In 1910 the Rev. V. F. Clark came to be our minister and remained until 1912, when he resigned to accept the position of field secretary for Doane College.

The years 1912 - 1915, the Rev. Joseph Thomas was the minister. He was a man of strong Christian character who led his parishioners to increase the position and strength of the church.

The Rev. F. D. Reeves was our minister from 1915 to 1920. During he stay he was effective in building up interest in Sunday School, increasing its membership immensely and establishing a large class of men's brotherhood. Under his direction the Sunday School for three years won the silver cup offered as a reward by the State Organization for growth and attendance.

During the last few years, this church has known an experience which during its earlier time it was not called upon to know, that of our church in worldwide war. There was a tremendous demand upon the patriotism of all of us, and likewise a tremendous demand made upon our religious faith. This conflict called 18 youths identified with our church. On our service flag, given by Mrs. Howard and Mr. Yochum, are 18 stars - 16 silver and 2 gold - that mark the record of their patriotic service. These youths are: Daniel Parmenter, Joy McCartney, Jesse Morris, Dwight Butler, Alexander Cone, Clausen Lewis, Henry Reasoner, DOn Keetle, Willard Fowler, Roy Holman, Daniel Schildmeier, Arthur Dyer, Kenneth Clark, Harold Howard, Leon White, William Schildmeier, Edgar Jarman, and Arthur Jarman. Of these, two made the supreme sacrifice, giving their lives - Edgar Jarman and Alexander Cone.

During that period of strife, our members united in labor and spirit, in contributing to the comfort of our American soldiers, through various agencies, by furnishing supplies and raising funds - Red Cross work, Belgian Relief, War Bonds, and others. With the cessation of hostilities, we have responded generously to demands of rehabilitation - the Armenian Relief, and Chinese Famine Relief. For this war, as nothing else ever had done, opened our eyes to the kinship of humanity, and has taught our church new duties, giving its people new obligations and a broader sense of responsibility to fellow men.

On Oct. 17, 1920, the Rev. D. M. Beggs began his work here. In this year, his Christian zeal has produced results in intensifying the religious devotion and ardor of the congregation. This sketch necessarily has dwelt but briefly on many occurrences of these 50 years. Only in its larger aspects could the growth and history of our church be related.
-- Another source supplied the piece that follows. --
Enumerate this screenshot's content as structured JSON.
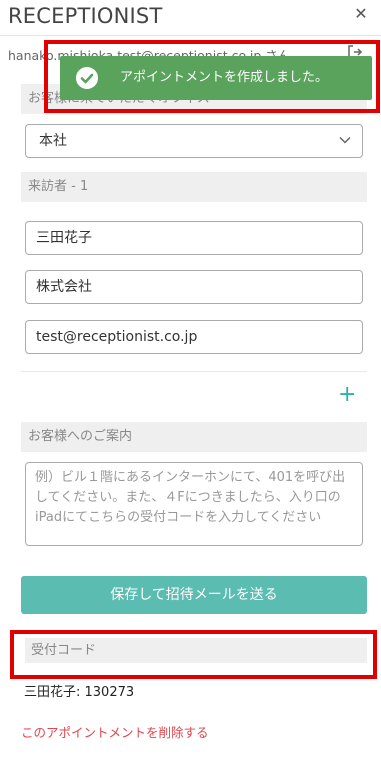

In conclusion, I make not of the various organizations and give specific credit to a few of the many individuals who have given unceasingly to the work of the church. In the beginning, there were two ladies societies, The Ladies' Aid Society and the Ladies' Society for Home and Foreign Mission. In the course of time, these were united under the name of the Women's Association. The successive boards of trustees, managing the business of the church, have always shown a wise prudence and care. This likewise is true of the deacons, who have charge of the spiritual interests and affairs of our church body. We especially recognize the record of Mr. Vandeman, the oldest deacon, who has acted in that capacity longer than anyone else in the history of the church. We offer our appreciation to Miss Nellie Sexton for her many years as clerk. Our organists deserve recognition - Mr. Shedd was first and filled the longest term. He was followed by Mrs. Edith Shedd Sizer, Mrs. Evelyn Lytle Parkhurst, Miss Dorothea Scott, and Miss Luella Craig. The Philanthropic Committee, the Christian Endeavor, which has the guidance of Mr. and Mrs. Oliver, and the Sunday School, have always fulfilled their functions in adding to the spiritual measure of the church.

Today, as we observe the fiftieth anniversary, history has written 50 years that have been rich in effort, sacrifice, and rewards - all under God's Hand and Goodness.